# 307. Range Sum Query - Mutable
Given an integer array nums, find the sum of the elements between indices i and j (i ≤ j), inclusive.
The update(i, val) function modifies nums by updating the element at index i to val.
Example:
Given nums = [1, 3, 5]
sumRange(0, 2) -> 9
update(1, 2)
sumRange(0, 2) -> 8
Note:
- The array is only modifiable by the update function.
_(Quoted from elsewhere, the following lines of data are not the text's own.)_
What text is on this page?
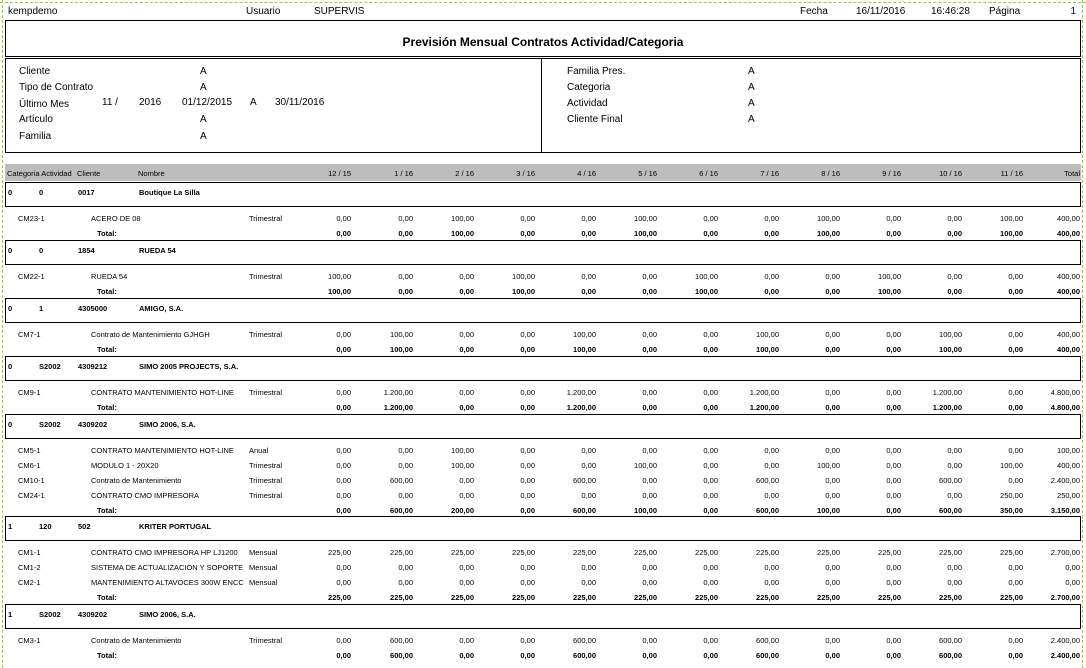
kempdemo	Usuario	SUPERVIS	Fecha	16/11/2016	16:46:28 Página	1
Previsión Mensual Contratos Actividad/Categoria
Cliente	A
Tipo de Contrato	A
Último Mes	11 / 2016 01/12/2015 A 30/11/2016
Artículo	A
Familia	A
Familia Pres.	A
Categoria	A
Actividad	A
Cliente Final	A
Categoria Actividad Cliente	Nombre	12 / 15	1 / 16	2 / 16	3 / 16	4 / 16	5 / 16	6 / 16	7 / 16	8 / 16	9 / 16	10 / 16	11 / 16	Total
0	0	0017	Boutique La Silla
CM23-1	ACERO DE 08	Trimestral	0,00	0,00	100,00	0,00	0,00	100,00	0,00	0,00	100,00	0,00	0,00	100,00	400,00
Total:	0,00	0,00	100,00	0,00	0,00	100,00	0,00	0,00	100,00	0,00	0,00	100,00	400,00
0	0	1854	RUEDA 54
CM22-1	RUEDA 54	Trimestral	100,00	0,00	0,00	100,00	0,00	0,00	100,00	0,00	0,00	100,00	0,00	0,00	400,00
Total:	100,00	0,00	0,00	100,00	0,00	0,00	100,00	0,00	0,00	100,00	0,00	0,00	400,00
0	1	4305000	AMIGO, S.A.
CM7-1	Contrato de Mantenimiento GJHGH	Trimestral	0,00	100,00	0,00	0,00	100,00	0,00	0,00	100,00	0,00	0,00	100,00	0,00	400,00
Total:	0,00	100,00	0,00	0,00	100,00	0,00	0,00	100,00	0,00	0,00	100,00	0,00	400,00
0	S2002 4309212	SIMO 2005 PROJECTS, S.A.
CM9-1	CONTRATO MANTENIMIENTO HOT-LINE Trimestral	0,00	1.200,00	0,00	0,00	1.200,00	0,00	0,00	1.200,00	0,00	0,00	1.200,00	0,00	4.800,00
Total:	0,00	1.200,00	0,00	0,00	1.200,00	0,00	0,00	1.200,00	0,00	0,00	1.200,00	0,00	4.800,00
0	S2002 4309202	SIMO 2006, S.A.
CM5-1	CONTRATO MANTENIMIENTO HOT-LINE Anual	0,00	0,00	100,00	0,00	0,00	0,00	0,00	0,00	0,00	0,00	0,00	0,00	100,00
CM6-1	MODULO 1 - 20X20	Trimestral	0,00	0,00	100,00	0,00	0,00	100,00	0,00	0,00	100,00	0,00	0,00	100,00	400,00
CM10-1	Contrato de Mantenimiento	Trimestral	0,00	600,00	0,00	0,00	600,00	0,00	0,00	600,00	0,00	0,00	600,00	0,00	2.400,00
CM24-1	CONTRATO CMO IMPRESORA	Trimestral	0,00	0,00	0,00	0,00	0,00	0,00	0,00	0,00	0,00	0,00	0,00	250,00	250,00
Total:	0,00	600,00	200,00	0,00	600,00	100,00	0,00	600,00	100,00	0,00	600,00	350,00	3.150,00
1	120	502	KRITER PORTUGAL
CM1-1	CONTRATO CMO IMPRESORA HP LJ1200 Mensual	225,00	225,00	225,00	225,00	225,00	225,00	225,00	225,00	225,00	225,00	225,00	225,00	2.700,00
CM1-2	SISTEMA DE ACTUALIZACION Y SOPORTE Mensual	0,00	0,00	0,00	0,00	0,00	0,00	0,00	0,00	0,00	0,00	0,00	0,00	0,00
CM2-1	MANTENIMIENTO ALTAVOCES 300W ENCC Mensual	0,00	0,00	0,00	0,00	0,00	0,00	0,00	0,00	0,00	0,00	0,00	0,00	0,00
Total:	225,00	225,00	225,00	225,00	225,00	225,00	225,00	225,00	225,00	225,00	225,00	225,00	2.700,00
1	S2002 4309202	SIMO 2006, S.A.
CM3-1	Contrato de Mantenimiento	Trimestral	0,00	600,00	0,00	0,00	600,00	0,00	0,00	600,00	0,00	0,00	600,00	0,00	2.400,00
Total:	0,00	600,00	0,00	0,00	600,00	0,00	0,00	600,00	0,00	0,00	600,00	0,00	2.400,00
- You may assume the number of calls to update and sumRange function is distributed evenly.
# Solution
Approach 1: Accumulated sum.
Approach 2: Segment tree.
Approach 3: Binary index tree.
# Code (Python)
Approach 1:
Approach 2:
# Code (C++)
Approach 1:
// Accumulated sum.
class NumArray {
private:
vector<int> sum;
public:
NumArray(vector<int>& nums) {
for (int i = 0; i < nums.size(); ++i)
{
sum.push_back(nums[i]);
if (i > 0)
sum[i] += sum[i-1];
}
}
void update(int i, int val) {
int tmp = sum[i];
if (i > 0)
tmp -= sum[i-1];
int diff = val - tmp;
for (int j = i; j < sum.size(); ++j)
{
sum[j] += diff;
}
}
int sumRange(int i, int j) {
int res = sum[j];
if (i > 0)
res -= sum[i-1];
return res;
}
};
/**
* Your NumArray object will be instantiated and called as such:
* NumArray* obj = new NumArray(nums);
* obj->update(i,val);
* int param_2 = obj->sumRange(i,j);
*/
Approach 2:
// Segment tree.
class NumArray {
private:
vector<int> tree;
int n;
public:
NumArray(vector<int>& nums) {
n = nums.size();
if (n == 0)
return;
tree = vector<int>(n*2, 0);
for (int i = 0; i < n; ++i)
{
tree[i+n] = nums[i];
}
for (int i = n-1; i > 0; --i)
{
tree[i] = tree[i*2] + tree[i*2+1];
}
}
void update(int i, int val) {
int diff = val - tree[i+n];
tree[i+n] = val;
for (int j = (i+n)/2; j > 0; j /= 2)
{
tree[j] += diff;
}
}
int sumRange(int i, int j) {
int head = i + n;
int tail = j + n;
int sum = 0;
while (head <= tail)
{
if (head % 2 != 0)
{
sum += tree[head];
head++;
}
if (tail % 2 == 0)
{
sum += tree[tail];
tail--;
}
head /= 2;
tail /= 2;
}
return sum;
}
};
Approach 3:
// Binary index tree.
class NumArray {
private:
vector<int> oriNum;
vector<int> bitNum;
public:
NumArray(vector<int> &nums) {
int n = nums.size();
oriNum = vector<int>(n+1, 0);
bitNum = vector<int>(n+1, 0);
for (int i = 0; i < n; ++i) {
update(i, nums[i]);
}
}
void update(int i, int val) {
if (i < 0 || i >= bitNum.size() - 1)
return;
int oldVal = oriNum[i+1];
oriNum[i+1] = val;
int diff = val - oldVal;
for (int j = i+1; j < bitNum.size(); j += j & -j) {
bitNum[j] += diff;
}
}
int getSum(int i) {
if (i < 0 || i >= bitNum.size() - 1)
return 0;
int sum = 0;
for (int j = i+1; j > 0; j -= j & -j) {
sum += bitNum[j];
}
return sum;
}
int sumRange(int i, int j) {
return getSum(j) - getSum(i-1);
}
};